YouTube and Facebook can't seem to get enough of police dog-handler Guy Baldwin, who was captured on camera dishing out unusual advice to a late-night carjacker caught in the act.
When the teenage criminal claimed hunger as an alibi, saying he was just on his way to the petrol station to buy a meat pie, the sergeant came up with this quick-witted reply.
"It will be thermonuclear – always blow on the pie. Safer communities together," Sgt Baldwin said, using the long-standing New Zealand Police slogan.
"Three o'clock in the morning, that pie has probably been in the warming drawer for about 12 hours."
The deadpan delivery of the joke, which was sadly missed by the young offender, has captured the imagination of the online world.
More than 175,000 people have viewed the YouTube clip, which screened on the New Zealand TV show Police 10-7 this week, and it has been a sensation on Facebook.
It has given rise to rap songs, music remixes and even a South Park-style homage.
See YouTube search results for "always blow on the pie" »
The line "always blow on the pie" is now printed on T-shirts on sale across New Zealand and is looking set to become a part of the Kiwi vocabulary.
Americans, now well-versed in Kiwi humour thanks to the musical TV duo Flight of the Conchords, are among the most enthusiastic of Sergeant Baldwin's new fans.
The policeman, for his part, told TVNZ this week it was meant as a joke to lighten the mood.

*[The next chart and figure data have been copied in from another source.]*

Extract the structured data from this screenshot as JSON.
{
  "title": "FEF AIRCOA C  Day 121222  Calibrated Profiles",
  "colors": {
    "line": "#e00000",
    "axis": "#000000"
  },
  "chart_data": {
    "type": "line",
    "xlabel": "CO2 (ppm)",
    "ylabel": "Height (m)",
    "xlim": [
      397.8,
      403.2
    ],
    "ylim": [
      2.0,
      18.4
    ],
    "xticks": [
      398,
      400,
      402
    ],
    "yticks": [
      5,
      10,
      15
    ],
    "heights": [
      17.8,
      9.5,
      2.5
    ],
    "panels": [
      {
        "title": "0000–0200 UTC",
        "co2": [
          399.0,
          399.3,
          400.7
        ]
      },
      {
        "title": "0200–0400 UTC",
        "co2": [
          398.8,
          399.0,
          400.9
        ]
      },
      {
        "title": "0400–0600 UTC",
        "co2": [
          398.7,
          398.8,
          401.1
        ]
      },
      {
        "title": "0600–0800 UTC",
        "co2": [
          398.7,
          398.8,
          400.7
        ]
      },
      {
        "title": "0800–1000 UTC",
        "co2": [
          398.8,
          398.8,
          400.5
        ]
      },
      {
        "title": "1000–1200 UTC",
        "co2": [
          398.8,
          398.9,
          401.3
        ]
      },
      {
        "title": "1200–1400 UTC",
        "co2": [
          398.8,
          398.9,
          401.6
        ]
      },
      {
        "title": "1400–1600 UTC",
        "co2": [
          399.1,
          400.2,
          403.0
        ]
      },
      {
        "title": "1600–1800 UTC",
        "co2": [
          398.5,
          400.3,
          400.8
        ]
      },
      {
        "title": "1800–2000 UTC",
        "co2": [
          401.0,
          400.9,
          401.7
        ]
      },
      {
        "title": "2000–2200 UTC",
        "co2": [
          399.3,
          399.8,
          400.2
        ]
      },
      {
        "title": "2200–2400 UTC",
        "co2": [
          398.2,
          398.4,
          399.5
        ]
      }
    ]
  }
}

"As a policeman if we can make people laugh then great because in reality what we do isn't funny," Sgt Baldwin said.
"I was speaking to a chap we had been looking for... I was making up conversation, using a bit of humour. Unfortunately, he didn't get it."
He admitted he was a bit bamboozled by his sudden fame, especially as the footage was shot five years ago.
And he's modest about what it means, saying that this year's gimmick T-shirts bearing his now-famous line will be next year's house painting garb.
Meanwhile he's been getting "plenty of stick" from his cop colleagues.
"My God, you'd think he was a bloody celebrity or something," one of his colleagues said, laughing.
"He sure thinks he is, in his own little head."